SpaceX was awarded a $297 million firm-fixed-price contract, for launch services to deliver the classified NRO-related missions NROL-87 and NROL-85, as well as Air Force Space Command’s AFSPC-44 mission to their intended orbits. Work will be performed at Space X’s headquarters in Hawthorne, California, as well as Vandenberg Air Force Base in California and Cape Canaveral.
NROL-85 and NROL-87 are expected to be ready for launch by December 2021, while AFSPC-44 is scheduled to launch by February 2021. FY ’18 and FY ‘19 space procurement funds in the amount of $285.2 million will be obligated at the time of award.
The contracts include launch service production, mission integration, mission launch operations/spaceflight worthiness and “mission-unique activities” for each mission, according to the award notice. Two offers were received following the final request for proposals released in January 2018 by the Air Force’s Space and Missile Systems Center. Proposals were received in April 2018.
“The competitive award of these EELV launch service contracts directly supports SMC’s mission of delivering resilient and affordable space capabilities to our Nation while maintaining assured access to space” said Air Force SMC Commander and Program Executive Officer for Space Lt. Gen John Thompson in a press release. “Phase 1A continues to enable the space enterprise to respond to the rapidly evolving operating environment.”

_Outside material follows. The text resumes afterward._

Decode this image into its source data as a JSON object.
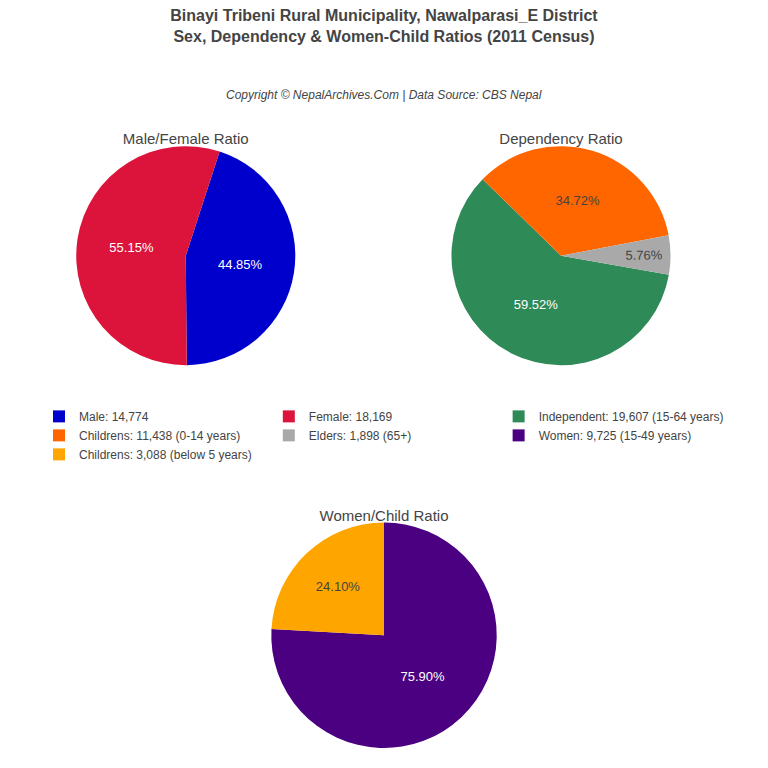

The U.S. government expects to save over $300 million with the award of these six missions, with savings expected to grow with the second phase of EELV, according to an Air Force official.
Currently, ULA and SpaceX are certified to deliver national security space satellites to orbit, but the EELV program is a full and open competition. The Air Force plans to release the request for proposals for phase 2 of the EELV program by the second quarter of FY ’19, with a projected award in FY ’20.
Several space launch companies were awarded multi-million-dollar contracts this past October to field a launch system prototype by 2021 for use in the EELV program (Defense Daily, Oct. 10, 2018). ULA, Northrop Grumman Innovation Systems [NOC] — formerly Orbital ATK — and Jeff Bezos’ Blue Origin were awarded research-and-development funds by the Air Force with the goal of ensuring enough competition in EELV’s second phase, service officials said.